En los días de lluvia, a pesar de que eran turbios, tampoco dejaban de sonar las notas mágicas del piano, siempre a la misma hora, cuando la tarde se volvía a causa de la lluvia de una tristeza añeja; eran sonidos tiernos que quedaban vibrando en el aire, suspensos en la atmósfera gris que se cernía sobre el pueblo, sobre aquel conjunto de tejados arracimados que se veían desde la ventana, con el perfil del cerro esfumado por un velo de agua. Tenían aquellos sonidos un timbre distinto, una cadencia que los hacía más alargados, de manera que a veces daba la impresión de que fuera un mismo sonido que se prolongaba o que no acababa de extinguirse. Era inevitable, al escuchar aquella música, evocar un pasado nebuloso, sensaciones de una edad que aparecía en la memoria muy lejana, como le ocurría entonces a Luis Miguel, que volvía a ser un niño que correteaba por las salas de un caserón viejo y destartalado, por galerías oscuras que conducían a cuartos que encerraban siempre para él algún misterio, como si morase en ellos un ser fabuloso, escapado quizá de alguno de los muchos cuentos que en aquel tiempo le contaban.

En las tardes de primavera, con un cielo claro, los sones del piano de la casa fronteriza elevaban el espíritu, sustrayéndolo de la realidad circundante, de las cosas cotidianas. Eran tardes de rosa, de ocasos que dejaban sobre los tejados un aura de ensueño. La vida dejaba de ser pesada por causa de aquellas notas que sonaban y que embriagaban el aire con sus aromas legendarios. El alma gustaba de ellas, se quedaba extasiada escuchándolas, atrapada por sus vuelos. Eran conciertos dotados de una profunda alegría, de una alegría que semejaba irradiar de aquel cielo teñido de rosa en primavera, de los perfumes que exhalaban los rosales y los celindos del jardín que había junto al patio, de la imagen del cerro emergiendo tras un mar de tejados.

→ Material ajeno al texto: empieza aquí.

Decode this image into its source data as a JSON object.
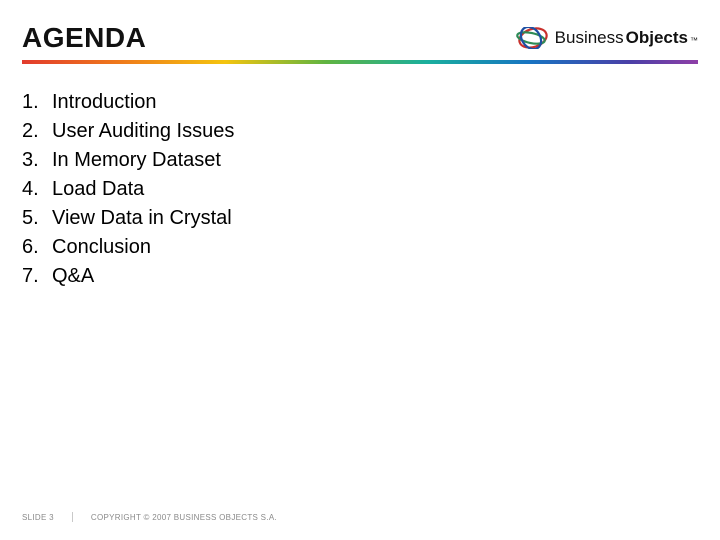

Luis Miguel, que era abogado pero que en su juventud había compuesto versos, sabía valorar la música como una de las principales manifestaciones artísticas, quizá como la más lograda, como la que conseguía expresar los sentimientos más bellos. De buena gana, después de haberla escuchado con hondo embeleso, hubiera escrito en un poema lo que había experimentado, pero había perdido desde hacía tiempo el hábito de escribir y no se decidía a hacerlo, conformándose con haberla podido disfrutar por unos momentos.

En el verano, el piano sonaba distinto, con un ritmo más vivo, en consonancia con el esplendor de las tardes y los ramos de brillos que reverberaban por todos lados, en medio de un ambiente que parecía festivo. El concierto que aquel vecino interpretaba en las tardes largas del estío era lo más parecido a un himno, a un canto en el que se celebrara el triunfo de la vida. Luis Miguel tenía la sensación de que era la música más hermosa que jamás se había interpretado, una música que se diría improvisada, surgida a impulsos de la emoción que entonces tenía el pianista. Todo era mágico para Luis Miguel; aquel paisaje que frente a él tenía no era real, sino que había surgido de un sueño, del país maravilloso que la música evocaba, un país habitado por seres extraordinarios, detenido en una tarde plácida de verano. Cada acorde era un recuerdo emocionado, una punzada de inmensa alegría, de modo que el ánimo se henchía de un gozo que se volvía, de tan intenso, casi insoportable.

La magia no concluía hasta que no terminaba el concierto, cuando ya sobre los tejados quedaba un cielo manchado de púrpura. Luis Miguel, profundamente estremecido, permanecía unos instantes más asomado a la ventana, hasta que una penumbra cobriza empezaba a emborronarlo todo; en su memoria aún percibía aletazos de la música que había sonado, como si fueran ecos que se resistían a diluirse. Aunque nunca se lo había dicho, estaba enormemente agradecido al pianista, quien con su arte le hacía soñar cada tarde; lo que sentía entonces, apoyado en el alféizar de la ventana de su cuarto, no lo cambiaría por nada en el mundo; constituía, sin lugar a dudas, su mayor tesoro.